PATTERN Cited by 1 source

Streaming re-encoding reclamation¶

Pattern¶

Use an existing on-the-fly encoder (typically an erasure-coder) as a streaming reclamation pipeline. Live data from severely-under-filled source units is fed continuously into the encoder, which accumulates and emits new, durable destination units over time. Each source unit is reclaimed immediately once drained.

Contrasts with bounded-batch packing compaction (L2-style DP packing), which picks a fixed set of sources that nearly fill one destination in one shot. Streaming re-encoding decouples source-drain timing from destination-emission timing: destinations appear whenever the encoder's accumulated input hits a full unit.

Why it fits the sparse tail¶

On the sparse end of the fill-level distribution (e.g. <10% live data per volume), bounded-batch DP packing is inefficient:

Per-run destination is a small improvement (one new volume at best).
Per-run source selection pays DP cost, but reclaim-per-unit-work is low when all candidates are nearly empty.
Metadata pressure is high per reclaimed byte regardless of strategy.

Streaming re-encoding instead:

Per reclaimed source volume, few bytes rewritten — sparse volumes have little live data by construction.
No up-front packing decision — the encoder accumulates continuously and emits when full.
Reclamation tracks input rate, not planner cadence; adding more sparse sources just feeds the pipeline faster.

The trade: every live blob goes into a new volume with a new identity, so every blob requires a metadata location update.
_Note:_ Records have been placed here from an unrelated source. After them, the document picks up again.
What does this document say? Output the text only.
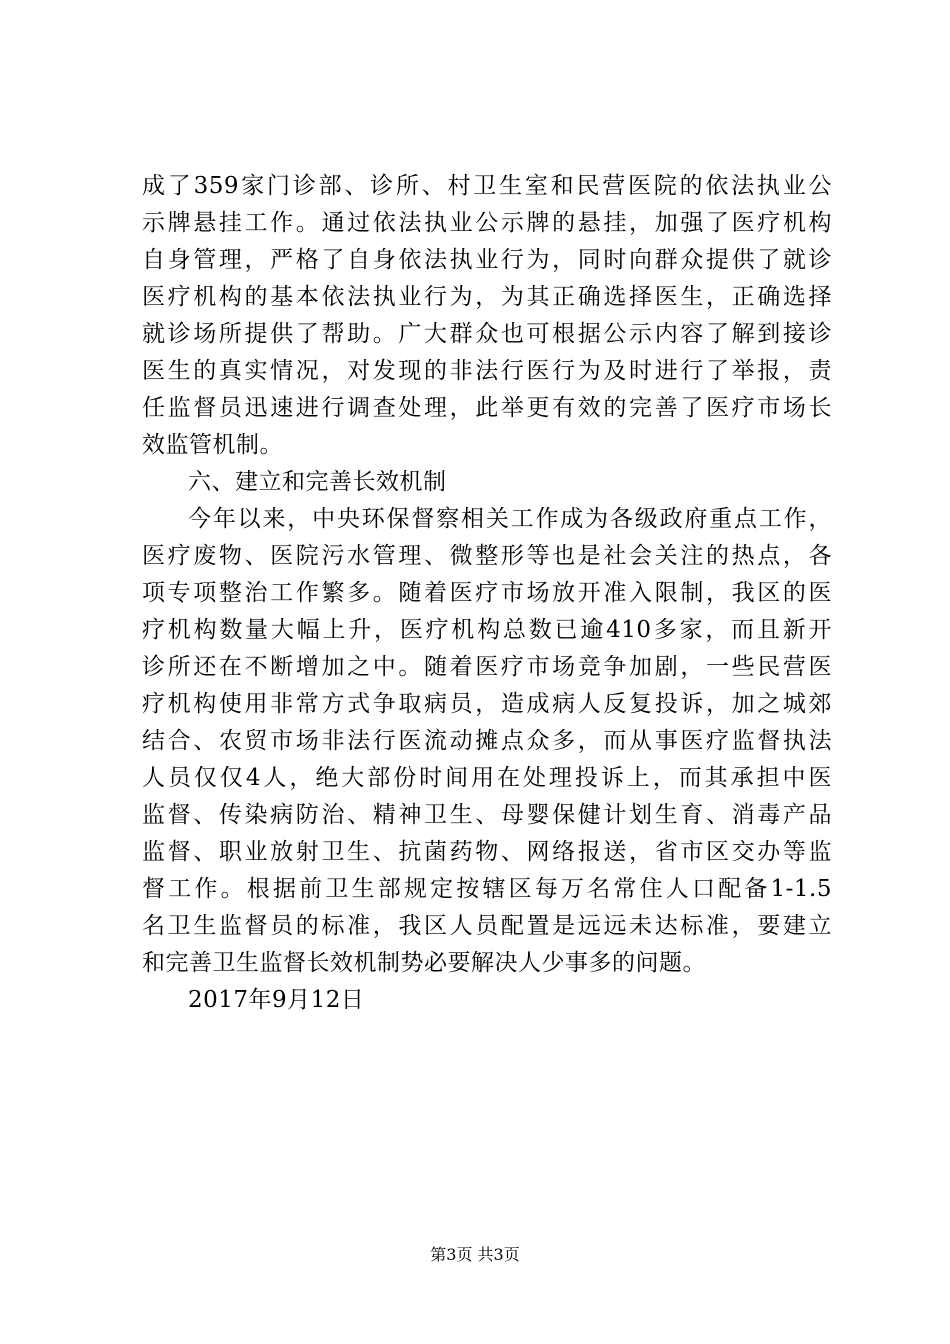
成了359家门诊部、诊所、村卫生室和民营医院的依法执业公
示牌悬挂工作。通过依法执业公示牌的悬挂，加强了医疗机构
自身管理，严格了自身依法执业行为，同时向群众提供了就诊
医疗机构的基本依法执业行为，为其正确选择医生，正确选择
就诊场所提供了帮助。广大群众也可根据公示内容了解到接诊
医生的真实情况，对发现的非法行医行为及时进行了举报，责
任监督员迅速进行调查处理，此举更有效的完善了医疗市场长
效监管机制。
六、建立和完善长效机制
今年以来，中央环保督察相关工作成为各级政府重点工作，
医疗废物、医院污水管理、微整形等也是社会关注的热点，各
项专项整治工作繁多。随着医疗市场放开准入限制，我区的医
疗机构数量大幅上升，医疗机构总数已逾410多家，而且新开
诊所还在不断增加之中。随着医疗市场竞争加剧，一些民营医
疗机构使用非常方式争取病员，造成病人反复投诉，加之城郊
结合、农贸市场非法行医流动摊点众多，而从事医疗监督执法
人员仅仅4人，绝大部份时间用在处理投诉上，而其承担中医
监督、传染病防治、精神卫生、母婴保健计划生育、消毒产品
监督、职业放射卫生、抗菌药物、网络报送，省市区交办等监
督工作。根据前卫生部规定按辖区每万名常住人口配备1-1.5
名卫生监督员的标准，我区人员配置是远远未达标准，要建立
和完善卫生监督长效机制势必要解决人少事多的问题。
2017年9月12日
第3页 共3页
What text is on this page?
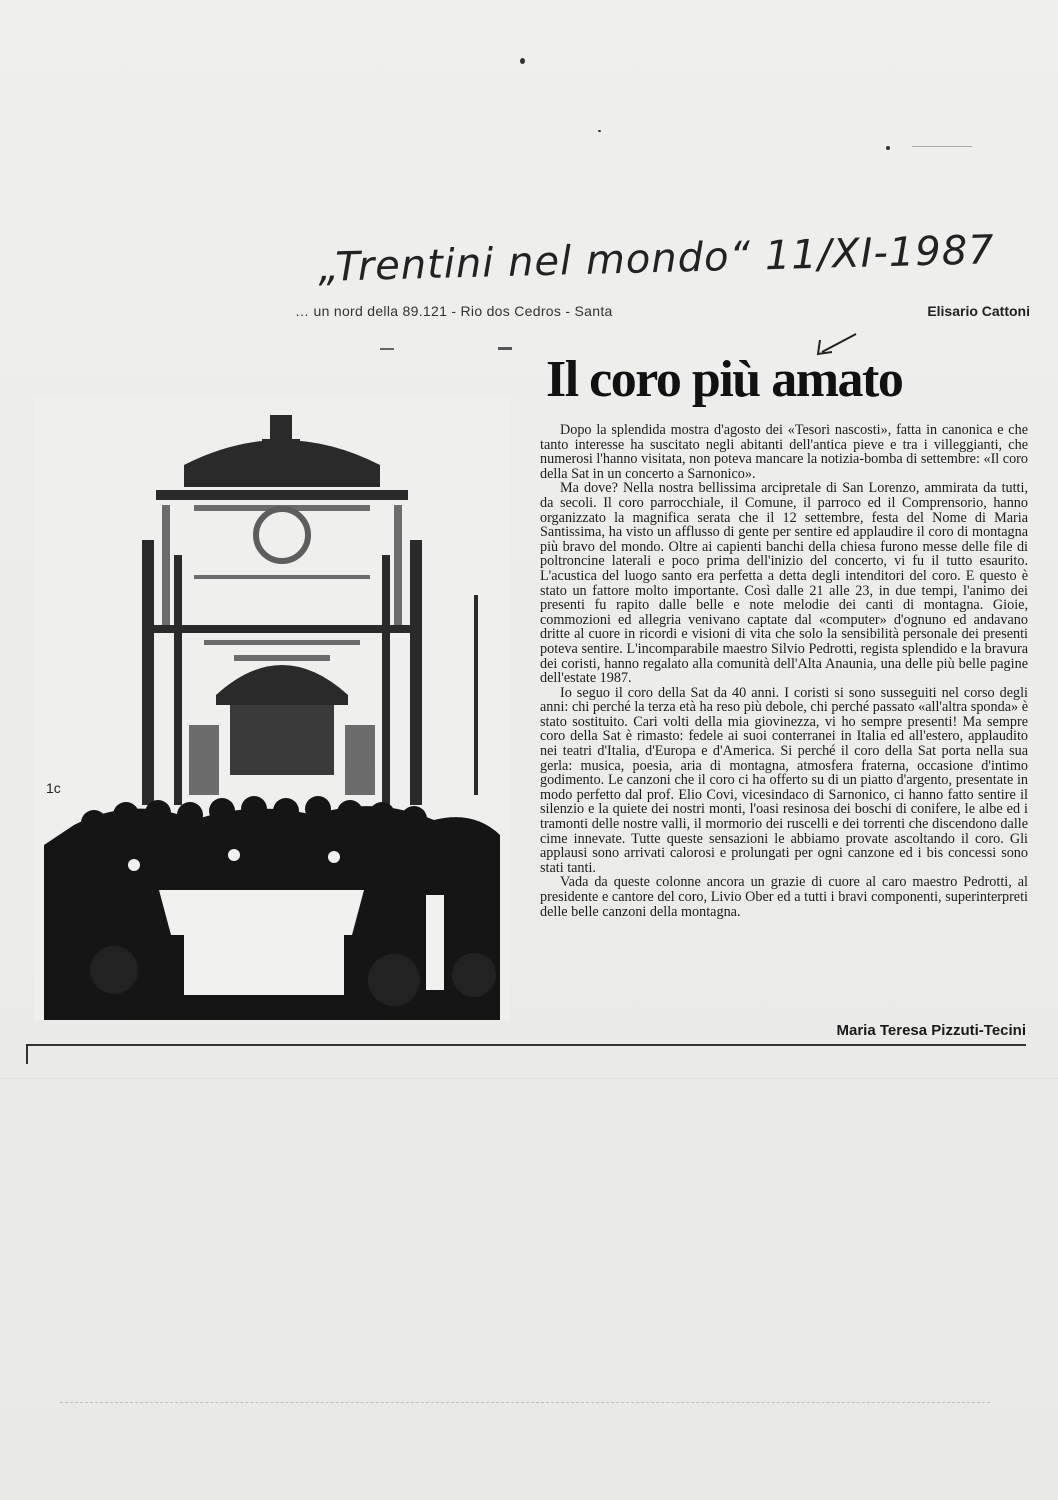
„Trentini nel mondo“ 11/XI-1987
… un nord della 89.121 - Rio dos Cedros - Santa	Elisario Cattoni
Il coro più amato
1c

Dopo la splendida mostra d'agosto dei «Tesori nascosti», fatta in canonica e che tanto interesse ha suscitato negli abitanti dell'antica pieve e tra i villeggianti, che numerosi l'hanno visitata, non poteva mancare la notizia-bomba di settembre: «Il coro della Sat in un concerto a Sarnonico».

Ma dove? Nella nostra bellissima arcipretale di San Lorenzo, ammirata da tutti, da secoli. Il coro parrocchiale, il Comune, il parroco ed il Comprensorio, hanno organizzato la magnifica serata che il 12 settembre, festa del Nome di Maria Santissima, ha visto un afflusso di gente per sentire ed applaudire il coro di montagna più bravo del mondo. Oltre ai capienti banchi della chiesa furono messe delle file di poltroncine laterali e poco prima dell'inizio del concerto, vi fu il tutto esaurito. L'acustica del luogo santo era perfetta a detta degli intenditori del coro. E questo è stato un fattore molto importante. Così dalle 21 alle 23, in due tempi, l'animo dei presenti fu rapito dalle belle e note melodie dei canti di montagna. Gioie, commozioni ed allegria venivano captate dal «computer» d'ognuno ed andavano dritte al cuore in ricordi e visioni di vita che solo la sensibilità personale dei presenti poteva sentire. L'incomparabile maestro Silvio Pedrotti, regista splendido e la bravura dei coristi, hanno regalato alla comunità dell'Alta Anaunia, una delle più belle pagine dell'estate 1987.

Io seguo il coro della Sat da 40 anni. I coristi si sono susseguiti nel corso degli anni: chi perché la terza età ha reso più debole, chi perché passato «all'altra sponda» è stato sostituito. Cari volti della mia giovinezza, vi ho sempre presenti! Ma sempre coro della Sat è rimasto: fedele ai suoi conterranei in Italia ed all'estero, applaudito nei teatri d'Italia, d'Europa e d'America. Si perché il coro della Sat porta nella sua gerla: musica, poesia, aria di montagna, atmosfera fraterna, occasione d'intimo godimento. Le canzoni che il coro ci ha offerto su di un piatto d'argento, presentate in modo perfetto dal prof. Elio Covi, vicesindaco di Sarnonico, ci hanno fatto sentire il silenzio e la quiete dei nostri monti, l'oasi resinosa dei boschi di conifere, le albe ed i tramonti delle nostre valli, il mormorio dei ruscelli e dei torrenti che discendono dalle cime innevate. Tutte queste sensazioni le abbiamo provate ascoltando il coro. Gli applausi sono arrivati calorosi e prolungati per ogni canzone ed i bis concessi sono stati tanti.

Vada da queste colonne ancora un grazie di cuore al caro maestro Pedrotti, al presidente e cantore del coro, Livio Ober ed a tutti i bravi componenti, superinterpreti delle belle canzoni della montagna.

Maria Teresa Pizzuti-Tecini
Bounded-batch approaches that top off a host volume or pack under the same volume identity have much lower metadata cost per blob.

Canonical realization — Magic Pocket L3 (Dropbox, 2026-04)¶

Reused component: the Live Coder service — originally written to erasure-code writes directly into EC volumes, bypassing the initial replicated write path.
Repurposed role: fed continuously with live blobs drained from sparse source volumes. Accumulates and encodes over time; emits new volumes.
Reclaim timing: each source volume reclaimed immediately after its live data is drained.
Role in the strategy stack: the sparse-tail sibling of L1 + L2 + L3; L3 is the mechanism here, patterns/multi-strategy-compaction is the orchestration that keeps L1 / L2 / L3 from stepping on each other.

Explicit framing from the post: "Compaction is, in effect, a constrained form of re-encoding: take live data from one set of volumes and produce a new, durable volume." The streaming variant is that re-encoding, with accumulation done inside the encoder.

(Source: sources/2026-04-02-dropbox-magic-pocket-storage-efficiency-compaction)

Structural ingredients¶

An existing on-the-fly encoder with an input stream and durable output — already owned, tuned for throughput.
A drain path from the storage layer into the encoder — pulls live blobs from sparse source units.
Emit-on-full: encoder decides when to emit (enough accumulated input to fill a destination unit at target fill level).
Immediate source reclaim: once a source unit is drained, the storage system can re-use its allocation without waiting for the next emit.
Metadata-aware rate limiting: because each blob rewrite is a new identity → new metadata write, the metadata system's write budget is the binding constraint, not storage I/O.

Trade-offs vs bounded-batch packing¶

	Streaming re-encoding	Bounded-batch DP packing
Best for	Sparse tail	Middle of fill distribution
Per-reclaimed-source rewrite cost	Low	Low–moderate
Per-blob metadata cost	High (new volume identity every blob)	Low (donor blobs only)
Planner cost	None (streaming)	Per-run DP (bounded by granularity + max-volumes cap)
Reclaim cadence	Continuous	Per planner run
Destination emission	When encoder accumulates full unit	One new volume per run

The two are complementary: run them concurrently over disjoint fill-level ranges (patterns/multi-strategy-compaction), and route each source to the strategy whose cost profile matches its sparsity.

Failure modes¶

Metadata overload: L3-style streaming rewrites dominate the metadata system's write budget; mitigation is per-path rate limit + routing only the sparsest tail through the pipeline.
Encoder backpressure: if the encoder can't keep up, the drain queue grows; mitigation is flow-control from encoder to drain path + observability on queue depth.
Destination-unit fill quality: if the encoder emits on a pure time budget it can produce under-filled destinations of its own; the emit policy should be fill-driven, not time-driven.
Cross-DC bandwidth: if the encoder isn't cell-local, the stream consumes cross-DC traffic — keep the encoder in the same failure domain as the source volumes.

Seen in¶

sources/2026-04-02-dropbox-magic-pocket-storage-efficiency-compaction — L3 as a streaming pipeline into the Live Coder encoder for the sparsest tail of the fill-level distribution.